Gramophone, Caroline Gill
This will surely go down as one of the more offbeat centenary tributes to Britten. Barley, an unclassifiable cellist, builds his anthology around a thoughtful performance of Britten's Third Suite for cello and the "quietly radiating peace" he finds in it. He plays multi-tracked arrangements of Britten songs and pieces by ohn Tavener and Gavin Bryars. Consoling, if hardly compelling.
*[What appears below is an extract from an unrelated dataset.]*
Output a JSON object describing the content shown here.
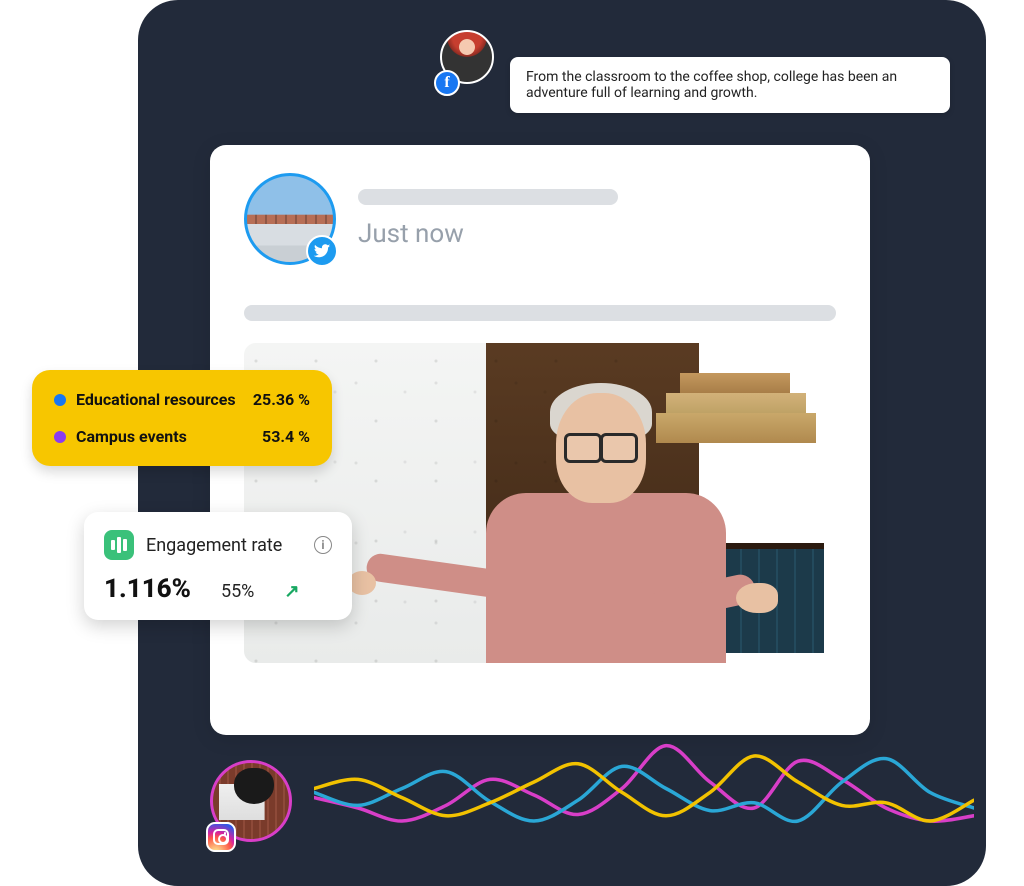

Financial Times, Andrew Clark
Benjamin Britten’s special relationship with a number of celebrated Soviet musicians – most notablyDmitri Shostakovich, pianist Sviatoslav Richter and cellist Mstislav Rostropovich – reached new heights of expression in his Third Solo Cello Suite. Composed as a present for Rostropovich to mark Britten’s Russian visit of April 1971, the music reflects the composer’s tendency to dwell on the precariousness of life during his final years, when his health was fading. Ingeniously structured as a series of striking reflections on four Russian themes, which are presented in full only at the end of the Suite, the listener is left ultimately with a profound sense of acceptance and inner peace. The meditative, elegiac tone established by Britten’s masterwork is also a marked feature of Gavin Bryars’s Tre Laude Dolce, inspired by a 13th-century collection of religious songs, and John Tavener’s Threnos and Chant, both haunting reflections on the loss of close friends.
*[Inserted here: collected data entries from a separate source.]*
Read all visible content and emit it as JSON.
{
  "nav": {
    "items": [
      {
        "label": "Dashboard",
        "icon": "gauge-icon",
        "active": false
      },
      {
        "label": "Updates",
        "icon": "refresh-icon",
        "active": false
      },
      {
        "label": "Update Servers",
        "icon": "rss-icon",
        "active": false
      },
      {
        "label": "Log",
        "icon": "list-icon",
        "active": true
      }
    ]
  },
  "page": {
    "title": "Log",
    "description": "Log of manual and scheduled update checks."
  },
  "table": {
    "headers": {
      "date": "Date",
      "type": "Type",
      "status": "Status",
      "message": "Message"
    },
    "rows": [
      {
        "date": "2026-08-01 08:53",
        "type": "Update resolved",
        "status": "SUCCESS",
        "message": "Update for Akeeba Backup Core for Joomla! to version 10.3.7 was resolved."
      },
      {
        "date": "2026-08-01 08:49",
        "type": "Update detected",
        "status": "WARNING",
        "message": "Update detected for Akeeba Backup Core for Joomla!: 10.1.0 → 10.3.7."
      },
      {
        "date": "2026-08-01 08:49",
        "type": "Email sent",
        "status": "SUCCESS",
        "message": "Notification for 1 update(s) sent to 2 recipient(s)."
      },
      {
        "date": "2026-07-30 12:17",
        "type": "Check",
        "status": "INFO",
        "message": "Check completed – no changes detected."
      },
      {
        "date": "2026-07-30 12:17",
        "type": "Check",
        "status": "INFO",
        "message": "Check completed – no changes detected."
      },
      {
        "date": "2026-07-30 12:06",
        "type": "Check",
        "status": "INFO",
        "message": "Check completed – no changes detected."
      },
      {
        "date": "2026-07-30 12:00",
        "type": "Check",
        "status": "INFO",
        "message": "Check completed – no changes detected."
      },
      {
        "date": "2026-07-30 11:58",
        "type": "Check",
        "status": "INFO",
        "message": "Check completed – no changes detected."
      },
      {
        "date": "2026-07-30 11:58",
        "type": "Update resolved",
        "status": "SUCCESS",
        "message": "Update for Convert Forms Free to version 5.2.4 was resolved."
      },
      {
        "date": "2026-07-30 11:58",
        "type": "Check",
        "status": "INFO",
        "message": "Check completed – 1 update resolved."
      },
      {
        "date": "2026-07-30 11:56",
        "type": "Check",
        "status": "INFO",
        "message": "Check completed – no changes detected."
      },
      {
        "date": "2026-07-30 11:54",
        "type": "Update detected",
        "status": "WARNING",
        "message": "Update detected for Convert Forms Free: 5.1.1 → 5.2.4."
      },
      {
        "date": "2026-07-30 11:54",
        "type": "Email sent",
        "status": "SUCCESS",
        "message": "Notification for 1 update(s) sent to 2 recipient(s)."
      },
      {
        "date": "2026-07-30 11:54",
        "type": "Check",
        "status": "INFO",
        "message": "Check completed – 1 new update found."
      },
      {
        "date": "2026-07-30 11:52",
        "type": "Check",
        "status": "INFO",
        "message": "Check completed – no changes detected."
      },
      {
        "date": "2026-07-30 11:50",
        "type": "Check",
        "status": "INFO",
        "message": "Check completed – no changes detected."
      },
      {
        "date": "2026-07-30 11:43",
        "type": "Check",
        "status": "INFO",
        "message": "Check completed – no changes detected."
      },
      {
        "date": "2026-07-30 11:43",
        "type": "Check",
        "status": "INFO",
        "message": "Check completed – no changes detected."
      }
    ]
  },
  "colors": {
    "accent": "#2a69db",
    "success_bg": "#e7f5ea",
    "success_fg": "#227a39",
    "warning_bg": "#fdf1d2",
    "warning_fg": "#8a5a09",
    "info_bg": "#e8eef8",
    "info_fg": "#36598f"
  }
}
Released in conjunction with Matthew Barley’s trailblazing 100-date tour of the UK marking Britten’s centenary year, played in an eclectic variety of venues (including a Devonshire wood), this engrossing recital is a defining statement in modern cello playing. Gone are the days when great players (Rostropovich included) tended to think instinctively on a grand scale, like a metaphorical bear-hug. Barley plays with the micro-instincts of a violinist, shading every phrase with the subtlest of nuances, creating an introspective world of startling poetic images. His treasurable multi-tracked adaptations of Britten folksong arrangements and an absorbing 10-minute improvisation recorded in the wee small hours in Coventry Cathedral provide the icing on a stunningly played and engineered musical cake.
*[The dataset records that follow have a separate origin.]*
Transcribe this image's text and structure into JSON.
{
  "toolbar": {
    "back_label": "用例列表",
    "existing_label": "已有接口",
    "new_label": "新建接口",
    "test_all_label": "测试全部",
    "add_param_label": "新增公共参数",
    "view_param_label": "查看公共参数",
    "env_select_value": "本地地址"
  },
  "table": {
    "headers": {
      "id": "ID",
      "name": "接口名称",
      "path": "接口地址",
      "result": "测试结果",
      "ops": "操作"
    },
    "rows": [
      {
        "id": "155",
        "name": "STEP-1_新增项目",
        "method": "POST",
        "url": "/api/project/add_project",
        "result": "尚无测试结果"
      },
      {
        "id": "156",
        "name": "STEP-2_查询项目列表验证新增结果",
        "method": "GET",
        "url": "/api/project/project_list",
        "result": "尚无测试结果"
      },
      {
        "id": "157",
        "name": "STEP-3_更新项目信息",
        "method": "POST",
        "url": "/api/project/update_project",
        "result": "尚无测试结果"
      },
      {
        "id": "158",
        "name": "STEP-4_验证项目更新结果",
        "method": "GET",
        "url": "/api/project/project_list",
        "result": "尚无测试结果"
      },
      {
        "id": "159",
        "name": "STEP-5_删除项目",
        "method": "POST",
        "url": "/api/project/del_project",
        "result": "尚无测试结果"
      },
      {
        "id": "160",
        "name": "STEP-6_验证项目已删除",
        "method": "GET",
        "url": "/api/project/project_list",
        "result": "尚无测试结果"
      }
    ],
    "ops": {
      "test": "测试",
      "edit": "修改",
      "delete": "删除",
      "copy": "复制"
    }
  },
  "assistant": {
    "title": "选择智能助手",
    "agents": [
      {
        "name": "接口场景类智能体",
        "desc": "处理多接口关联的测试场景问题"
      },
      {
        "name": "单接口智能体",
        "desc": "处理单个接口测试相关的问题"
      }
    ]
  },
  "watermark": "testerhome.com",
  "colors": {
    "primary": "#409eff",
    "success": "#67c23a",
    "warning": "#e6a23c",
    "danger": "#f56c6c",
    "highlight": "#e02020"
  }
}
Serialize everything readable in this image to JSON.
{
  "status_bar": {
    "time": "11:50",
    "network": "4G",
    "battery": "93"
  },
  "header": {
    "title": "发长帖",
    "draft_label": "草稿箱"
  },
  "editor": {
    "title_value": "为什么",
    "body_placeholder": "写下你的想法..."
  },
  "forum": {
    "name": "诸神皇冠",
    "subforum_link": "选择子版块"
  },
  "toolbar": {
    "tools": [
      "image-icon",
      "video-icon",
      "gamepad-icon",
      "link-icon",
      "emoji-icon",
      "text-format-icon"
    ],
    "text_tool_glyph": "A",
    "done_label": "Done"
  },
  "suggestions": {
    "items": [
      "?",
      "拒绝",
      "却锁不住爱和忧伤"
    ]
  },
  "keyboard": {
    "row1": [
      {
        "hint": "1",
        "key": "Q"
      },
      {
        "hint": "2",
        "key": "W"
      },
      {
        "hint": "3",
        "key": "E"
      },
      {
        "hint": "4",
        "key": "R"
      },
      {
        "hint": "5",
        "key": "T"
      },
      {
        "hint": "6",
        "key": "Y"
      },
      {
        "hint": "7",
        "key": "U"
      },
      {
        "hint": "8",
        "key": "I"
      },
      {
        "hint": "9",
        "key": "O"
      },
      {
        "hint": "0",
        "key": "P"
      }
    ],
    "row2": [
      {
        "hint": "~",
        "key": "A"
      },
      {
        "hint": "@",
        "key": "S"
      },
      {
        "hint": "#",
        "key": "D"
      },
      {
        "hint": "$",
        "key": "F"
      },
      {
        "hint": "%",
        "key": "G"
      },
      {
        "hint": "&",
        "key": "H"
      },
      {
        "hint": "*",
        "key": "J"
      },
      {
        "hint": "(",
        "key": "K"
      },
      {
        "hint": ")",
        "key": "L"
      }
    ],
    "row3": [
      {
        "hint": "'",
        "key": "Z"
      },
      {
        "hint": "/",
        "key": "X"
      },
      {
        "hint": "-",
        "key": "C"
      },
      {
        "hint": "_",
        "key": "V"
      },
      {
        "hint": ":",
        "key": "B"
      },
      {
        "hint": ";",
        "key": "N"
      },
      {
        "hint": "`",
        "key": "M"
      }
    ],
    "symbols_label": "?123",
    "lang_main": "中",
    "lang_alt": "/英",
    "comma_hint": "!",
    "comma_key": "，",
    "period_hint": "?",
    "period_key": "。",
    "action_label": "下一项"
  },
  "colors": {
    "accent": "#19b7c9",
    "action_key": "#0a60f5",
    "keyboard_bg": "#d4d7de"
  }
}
Sinfini Music, Julian Haylock
Cellist Matthew Barley is early off the mark in celebrating the centenary of Benjamin Britten. And he’s not just confining himself to CD, but undertaking a 100-event tour around the UK to boot. At the core of his programme is the Third Cello Suite, written for Rostropovich in 1971 and based on Russian themes, including the Russian Orthodox Church’s hymn for the dead, the Kontakion. Barley plays it with a sometimes old- mannish, knowing reflectiveness. He follows it with five of his own multi-tracked Britten arrangements, which he delivers with sophisticated, pop-song sensibility. He persuasively brings a similar sense of ownership to Gavin Bryars’s Tre Laude Dolce, and rather less convincingly to John Taveners Thrinos and Chant.